KANSAS CITY, Mo. — Advocates for pedestrian and cyclist safety are pushing city leaders to adopt a plan they say could save lives.
BikeWalkKC is advocating for legislation called Vision Zero. The legislation was discussed at City Hall on Wednesday.
Vision Zero works to reduce the number of pedestrian and cyclist fatalities to zero.
The topic is fresh on many minds after several recent incidents, including the death of Pablo Sanders Jr. The cyclist died after being struck by a car while riding his bicycle on Christmas Eve 2019.
In the second full week of January, two children were struck and injured by cars in the metro.
Pedestrian fatalities in the U.S. have increased 41 percent since 2008, according to the Governors Highway Safety Association.

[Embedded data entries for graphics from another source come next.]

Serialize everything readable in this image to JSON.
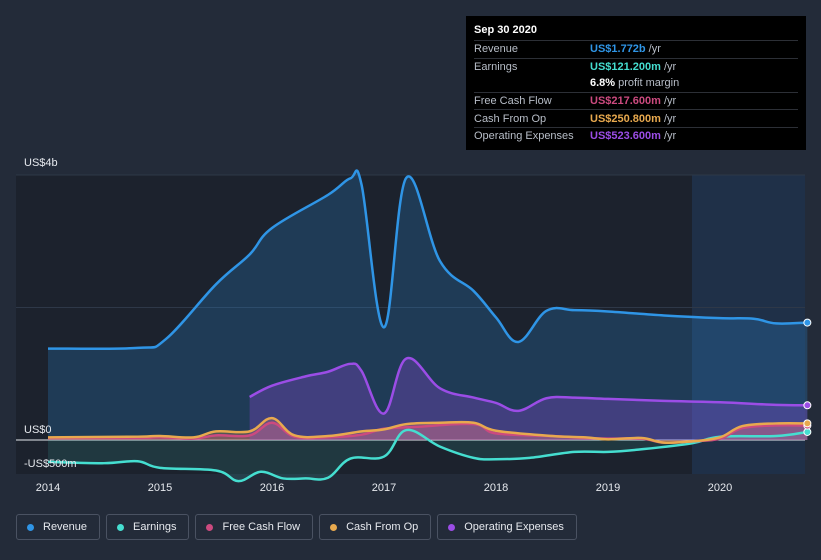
{
  "chart_data": {
    "type": "area",
    "title": "",
    "y_unit_label_top": "US$4b",
    "y_unit_label_zero": "US$0",
    "y_unit_label_bottom": "-US$500m",
    "ylim": [
      -600,
      4000
    ],
    "xlim": [
      2013.8,
      2020.78
    ],
    "x_ticks": [
      "2014",
      "2015",
      "2016",
      "2017",
      "2018",
      "2019",
      "2020"
    ],
    "forecast_start": 2019.75,
    "series": [
      {
        "name": "Revenue",
        "color": "#2f95e6",
        "x": [
          2014.0,
          2014.8,
          2015.05,
          2015.5,
          2015.8,
          2016.0,
          2016.5,
          2016.7,
          2016.8,
          2017.0,
          2017.2,
          2017.5,
          2017.8,
          2018.0,
          2018.2,
          2018.45,
          2018.7,
          2019.0,
          2019.5,
          2020.0,
          2020.3,
          2020.5,
          2020.78
        ],
        "values": [
          1380,
          1390,
          1520,
          2350,
          2800,
          3200,
          3700,
          3950,
          3850,
          1700,
          3960,
          2700,
          2250,
          1850,
          1480,
          1950,
          1960,
          1940,
          1880,
          1840,
          1830,
          1760,
          1772
        ]
      },
      {
        "name": "Earnings",
        "color": "#45ded0",
        "x": [
          2014.0,
          2014.5,
          2014.8,
          2015.0,
          2015.5,
          2015.7,
          2015.9,
          2016.1,
          2016.3,
          2016.5,
          2016.7,
          2017.0,
          2017.2,
          2017.5,
          2017.8,
          2018.0,
          2018.3,
          2018.7,
          2019.0,
          2019.3,
          2019.75,
          2020.0,
          2020.5,
          2020.78
        ],
        "values": [
          -330,
          -350,
          -320,
          -420,
          -460,
          -620,
          -480,
          -580,
          -580,
          -570,
          -280,
          -250,
          150,
          -100,
          -270,
          -290,
          -270,
          -180,
          -180,
          -140,
          -50,
          50,
          60,
          121.2
        ]
      },
      {
        "name": "Free Cash Flow",
        "color": "#cc4a7f",
        "x": [
          2014.0,
          2014.8,
          2015.0,
          2015.3,
          2015.5,
          2015.8,
          2016.0,
          2016.2,
          2016.5,
          2016.8,
          2017.0,
          2017.3,
          2017.8,
          2018.0,
          2018.5,
          2018.8,
          2019.0,
          2019.3,
          2019.5,
          2019.75,
          2020.0,
          2020.2,
          2020.5,
          2020.78
        ],
        "values": [
          30,
          30,
          40,
          20,
          70,
          70,
          260,
          50,
          40,
          80,
          170,
          200,
          240,
          100,
          60,
          30,
          20,
          20,
          -40,
          -20,
          20,
          180,
          220,
          217.6
        ]
      },
      {
        "name": "Cash From Op",
        "color": "#e8a94e",
        "x": [
          2014.0,
          2014.8,
          2015.0,
          2015.3,
          2015.5,
          2015.8,
          2016.0,
          2016.2,
          2016.5,
          2016.8,
          2017.0,
          2017.2,
          2017.5,
          2017.8,
          2018.0,
          2018.5,
          2018.8,
          2019.0,
          2019.3,
          2019.5,
          2019.75,
          2020.0,
          2020.2,
          2020.5,
          2020.78
        ],
        "values": [
          40,
          50,
          60,
          40,
          130,
          130,
          330,
          70,
          60,
          130,
          160,
          240,
          260,
          260,
          140,
          60,
          40,
          10,
          30,
          -40,
          -20,
          40,
          210,
          250,
          250.8
        ]
      },
      {
        "name": "Operating Expenses",
        "color": "#9b4de6",
        "x": [
          2015.8,
          2016.0,
          2016.3,
          2016.5,
          2016.7,
          2016.8,
          2017.0,
          2017.2,
          2017.5,
          2017.8,
          2018.0,
          2018.2,
          2018.45,
          2018.7,
          2019.0,
          2019.5,
          2020.0,
          2020.5,
          2020.78
        ],
        "values": [
          650,
          820,
          960,
          1030,
          1150,
          1040,
          400,
          1230,
          780,
          640,
          560,
          440,
          630,
          640,
          620,
          590,
          570,
          530,
          523.6
        ]
      }
    ]
  },
  "tooltip": {
    "date": "Sep 30 2020",
    "rows": [
      {
        "label": "Revenue",
        "value": "US$1.772b",
        "unit": "/yr",
        "color": "#2f95e6"
      },
      {
        "label": "Earnings",
        "value": "US$121.200m",
        "unit": "/yr",
        "color": "#45ded0"
      },
      {
        "label": "",
        "value": "6.8%",
        "unit": "profit margin",
        "color": "#ffffff"
      },
      {
        "label": "Free Cash Flow",
        "value": "US$217.600m",
        "unit": "/yr",
        "color": "#cc4a7f"
      },
      {
        "label": "Cash From Op",
        "value": "US$250.800m",
        "unit": "/yr",
        "color": "#e8a94e"
      },
      {
        "label": "Operating Expenses",
        "value": "US$523.600m",
        "unit": "/yr",
        "color": "#9b4de6"
      }
    ]
  },
  "legend": {
    "items": [
      {
        "label": "Revenue",
        "color": "#2f95e6"
      },
      {
        "label": "Earnings",
        "color": "#45ded0"
      },
      {
        "label": "Free Cash Flow",
        "color": "#cc4a7f"
      },
      {
        "label": "Cash From Op",
        "color": "#e8a94e"
      },
      {
        "label": "Operating Expenses",
        "color": "#9b4de6"
      }
    ]
  }
}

Michael Kelley with BikeWalkKC says lives can be saved and city leaders can do something about it.
"Vision Zero is important because it is this idea that because we know the ways to prevent traffic crashes from happening, none of them should be acceptable. The reason it’s important for Kansas City is because we’re continuing to see pedestrians and cyclists, as well as other vulnerable road users, who are being negatively impacted by unsafe streets here in Kansas City," he said.
Vision Zero would call on the city manager to collect crash data and use it to draft a plan. BikeWalkKC was hoping the resolution would move to the entire city council for consideration. Instead, there's a hold on the agenda, according to council's website.
BikeWalkKC said they will continue to educate people on the issue.